During the reign of King Oscar I, there was a renewed interest for older styles and when the Vita Havet (the White Sea Ballroom) was created from the designs of Per Axel Nyström in 1844–1850, a compromise between old and new was made. Fredrik Wilhelm Scholander was the royal curator of King Charles XV and shared his taste in interior design, this resulted in rooms like the Victoriasalongen (the Victoria Drawing room) in a lush revived Rococo style.

King Oscar II performed a number of additions, improvements and modernizations to the palace. Most of the empty facade niches were filled with sculptures during his reign. He had the palace's technical installations updated, such as installing a water pipe system in 1873, installing electricity in 1883, telephone in 1884 and waterborne central heating around 1900. As of 2014 the property is connected to long-distance heating. The king's interest also extended to the decoration of the stairwells, and he commissioned Julius Kronberg to paint plafonds in the ceiling of the West Stairwell. Author Georg Svensson, wrote about King Oscar II that "his goal was to complete the construction of the palace as intended in Tessin's plans in a manner worthy of this monument".

During 1922 to 1930, the Logården was rebuilt from the former English park to a more open area with pools of water on either side of the walkway leading from the East Arch to the Skeppsbron.

In 1956 to 1958, Gustav III's Museum of Antiquities was restored. Architect and Chief Intendant Ivar Tengbom was appointed for the work. The Treasury was opened in 1970 and the Tre Kronor Museum in 1999.In 2018 600 solar panels were installed on the roof of the palace and are expected to generate an annual output of 170 MWh or at least twelve percent of the palace's annual electricity consumption.

Stockholm Palace

Overview

The palace is made of brick and sandstone.
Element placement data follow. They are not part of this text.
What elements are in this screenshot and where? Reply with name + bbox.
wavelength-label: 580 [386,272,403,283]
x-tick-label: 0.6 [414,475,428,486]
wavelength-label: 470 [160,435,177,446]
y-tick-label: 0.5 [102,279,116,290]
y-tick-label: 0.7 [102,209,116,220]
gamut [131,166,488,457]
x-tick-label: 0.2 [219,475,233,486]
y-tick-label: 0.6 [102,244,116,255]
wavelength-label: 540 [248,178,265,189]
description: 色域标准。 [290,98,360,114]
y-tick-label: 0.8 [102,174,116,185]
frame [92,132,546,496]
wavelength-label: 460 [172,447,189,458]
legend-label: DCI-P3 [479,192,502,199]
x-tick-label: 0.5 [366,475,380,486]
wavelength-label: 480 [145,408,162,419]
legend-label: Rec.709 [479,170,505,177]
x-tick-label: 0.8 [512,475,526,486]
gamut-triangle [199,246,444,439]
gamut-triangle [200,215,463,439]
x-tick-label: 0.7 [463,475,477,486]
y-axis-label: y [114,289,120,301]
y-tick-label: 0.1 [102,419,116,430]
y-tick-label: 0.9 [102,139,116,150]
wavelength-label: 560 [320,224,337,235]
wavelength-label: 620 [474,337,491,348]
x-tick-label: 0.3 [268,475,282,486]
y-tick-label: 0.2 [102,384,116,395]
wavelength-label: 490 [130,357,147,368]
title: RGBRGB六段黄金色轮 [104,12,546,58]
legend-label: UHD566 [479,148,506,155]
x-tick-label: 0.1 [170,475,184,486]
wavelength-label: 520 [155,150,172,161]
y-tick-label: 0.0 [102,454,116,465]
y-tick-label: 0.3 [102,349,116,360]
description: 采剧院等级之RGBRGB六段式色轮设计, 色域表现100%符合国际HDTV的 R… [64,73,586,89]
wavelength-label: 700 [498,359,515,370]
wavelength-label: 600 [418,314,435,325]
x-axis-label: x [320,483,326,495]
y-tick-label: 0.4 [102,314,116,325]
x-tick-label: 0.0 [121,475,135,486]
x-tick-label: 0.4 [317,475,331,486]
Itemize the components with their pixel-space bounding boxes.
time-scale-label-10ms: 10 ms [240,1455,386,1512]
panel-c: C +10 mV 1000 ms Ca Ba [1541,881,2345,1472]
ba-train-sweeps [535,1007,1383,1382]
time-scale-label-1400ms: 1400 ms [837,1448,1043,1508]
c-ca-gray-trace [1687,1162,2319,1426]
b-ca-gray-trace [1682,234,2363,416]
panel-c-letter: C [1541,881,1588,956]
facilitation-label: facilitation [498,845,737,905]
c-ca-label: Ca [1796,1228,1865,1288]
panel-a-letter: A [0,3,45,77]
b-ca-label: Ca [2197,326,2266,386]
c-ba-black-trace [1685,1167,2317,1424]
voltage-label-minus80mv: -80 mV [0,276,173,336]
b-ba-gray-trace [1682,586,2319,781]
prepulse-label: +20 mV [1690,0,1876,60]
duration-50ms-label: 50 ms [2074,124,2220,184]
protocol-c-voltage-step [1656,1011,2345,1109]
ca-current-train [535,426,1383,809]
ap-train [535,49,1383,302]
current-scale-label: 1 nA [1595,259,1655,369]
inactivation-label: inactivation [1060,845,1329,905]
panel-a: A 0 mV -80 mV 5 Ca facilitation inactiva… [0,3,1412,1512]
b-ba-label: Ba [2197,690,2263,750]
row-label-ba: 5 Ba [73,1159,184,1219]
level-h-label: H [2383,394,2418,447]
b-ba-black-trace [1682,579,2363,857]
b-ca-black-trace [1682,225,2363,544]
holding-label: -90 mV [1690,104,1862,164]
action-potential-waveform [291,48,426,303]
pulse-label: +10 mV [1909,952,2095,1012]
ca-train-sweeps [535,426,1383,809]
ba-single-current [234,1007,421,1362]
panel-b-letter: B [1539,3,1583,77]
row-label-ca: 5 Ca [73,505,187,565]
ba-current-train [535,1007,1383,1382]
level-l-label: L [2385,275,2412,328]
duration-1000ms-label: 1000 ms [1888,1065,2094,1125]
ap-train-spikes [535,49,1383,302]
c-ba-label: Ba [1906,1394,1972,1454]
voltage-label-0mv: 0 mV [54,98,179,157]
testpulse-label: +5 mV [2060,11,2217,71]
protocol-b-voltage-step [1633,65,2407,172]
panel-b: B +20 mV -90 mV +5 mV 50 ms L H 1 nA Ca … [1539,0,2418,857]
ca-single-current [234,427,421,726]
The roofs are covered with copper and are slanting inward towards the inner courtyard. On the main building they are encircled by a balustrade made of stone. The building consists of four rows, commonly named after the four cardinal directions.

The facades of the palace were each given their own design and not the same as the original northern row. A triumphal arch in splendid Baroque style framed the entrance and the stairwell in the middle of the southern facade, and niches for statues were placed at every second window ledge. The middle parts of the east and west facades were adorned with Baroque pilasters, herms and statues. The palace has a total of 28 statues, 717 balusters, 242 volutes, 972 windows, 31,600 window panes and approximately 7,500 windows, doors and gates. The facade is covered with circa 9,500 m2 (102,000 sq ft) of dimension stone and 11,000 m2 (120,000 sq ft) of plaster. The main building, without the wings, is 115 by 120 m (377 by 394 ft) and encloses the Inre borggården (the Inner Courtyard).

Projecting from the corners of the main building are four wings facing the east and the west. Between the two eastern wings is the Logården, and between the two western wings is the Outer Courtyard. All the wings are 16 m (52 ft) wide and 48 m (157 ft) long except for the southwest wing which is 11 m (36 ft) long because of the position of the Storkyrkan. The asymmetry is concealed by the two detached, semicircular wings the Högvaktsflygeln (The Royal Guards Wing) and the Kommendantsflygeln (the Commanders Wing).

Approximately 800,000 people visit the palace each year.